CIP Testing Project next steps: some ideas


Agustin Benito Bethencourt <agustin.benito@...>
 

Hi,

(this is a long mail)

in order to understand the ideas about the future of the CIP Testing project, let me enumerate the basic requirements that led CIP to pursue the current strategy, now under revision.

++ Fully de-centralise service architecture

A decision to go for a transparent & fully de-centralised service architecture as testing service architecture for CIP based on LAVA + KernelCI was based in the following arguments:

- Conclusion from evaluating other projects: kernelci.org , LTSI, AGL, openSUSE, openStack.
- Back then, AGL picture around testing was unclear.
- FUEGO back then had 3 different repositories/forks.
- Cost and current manpower availability.
- After evaluating costs, it was easy to come to the conclusion that CIP could not create its own (semi)centralised service.

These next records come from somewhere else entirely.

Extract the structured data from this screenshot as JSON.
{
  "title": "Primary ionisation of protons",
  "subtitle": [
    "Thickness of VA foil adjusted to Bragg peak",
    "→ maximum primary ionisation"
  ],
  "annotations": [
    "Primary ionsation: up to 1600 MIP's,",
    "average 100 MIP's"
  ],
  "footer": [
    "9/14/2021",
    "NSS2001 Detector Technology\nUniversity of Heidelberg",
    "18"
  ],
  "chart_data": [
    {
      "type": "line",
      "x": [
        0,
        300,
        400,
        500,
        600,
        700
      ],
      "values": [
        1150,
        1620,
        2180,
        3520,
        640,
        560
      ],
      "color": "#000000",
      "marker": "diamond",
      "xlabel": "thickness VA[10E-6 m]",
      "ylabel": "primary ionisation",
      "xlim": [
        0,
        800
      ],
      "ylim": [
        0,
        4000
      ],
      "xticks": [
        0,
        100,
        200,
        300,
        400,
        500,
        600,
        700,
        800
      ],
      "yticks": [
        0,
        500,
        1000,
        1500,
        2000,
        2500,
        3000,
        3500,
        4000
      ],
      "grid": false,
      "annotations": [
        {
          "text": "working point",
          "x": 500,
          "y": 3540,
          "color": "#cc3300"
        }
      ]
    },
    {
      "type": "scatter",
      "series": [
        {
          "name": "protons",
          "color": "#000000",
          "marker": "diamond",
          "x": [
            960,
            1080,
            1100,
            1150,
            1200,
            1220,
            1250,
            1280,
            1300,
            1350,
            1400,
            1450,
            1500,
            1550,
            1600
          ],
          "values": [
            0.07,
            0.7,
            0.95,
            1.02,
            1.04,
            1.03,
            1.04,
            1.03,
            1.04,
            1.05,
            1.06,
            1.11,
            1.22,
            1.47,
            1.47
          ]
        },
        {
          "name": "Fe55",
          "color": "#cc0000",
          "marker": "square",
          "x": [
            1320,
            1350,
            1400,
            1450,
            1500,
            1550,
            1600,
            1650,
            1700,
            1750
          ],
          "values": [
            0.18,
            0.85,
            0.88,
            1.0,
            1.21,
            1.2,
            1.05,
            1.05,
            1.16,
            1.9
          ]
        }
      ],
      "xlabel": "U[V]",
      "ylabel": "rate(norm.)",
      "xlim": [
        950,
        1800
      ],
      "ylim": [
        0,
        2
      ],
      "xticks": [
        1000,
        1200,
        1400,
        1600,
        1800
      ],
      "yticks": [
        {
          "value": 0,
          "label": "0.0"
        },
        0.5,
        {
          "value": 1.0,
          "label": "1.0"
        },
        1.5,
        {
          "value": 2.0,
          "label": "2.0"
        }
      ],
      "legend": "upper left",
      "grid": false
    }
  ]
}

This was the main driver to design a fully distributed service architecture for CIP testing at that point.
- Priorities within CIP.
- Back then the priority was to test the CIP kernel.
- Adaptability to CIP nature.
- The CIP Testing team concluded that LAVA+KernelCI could be adapted to our use case and service architecture.
- Dependencies.
- Back then we agreed that we could only maintain the kernel for a very long time if we took ownership of the kernel maintenance activities. The same principle applies to the testing service, environment, tests...

I summarised the above arguments in the following text that some of you have read before:

Sharing results is far from enough. CIP needs to ensure transparently that any engineer is:
...using the same tests...
...to test the same CIP system...
...on the same boards...
...with the same tool set...
...under the same environment...
...producing the same reports...
...comparable through canonical logs.

++ New picture

Over a year later there are some new elements to consider

1. AGL is making a significant investment in a semi-centralised testing service, based on LAVA+KernelCI. They are committed to maintain it.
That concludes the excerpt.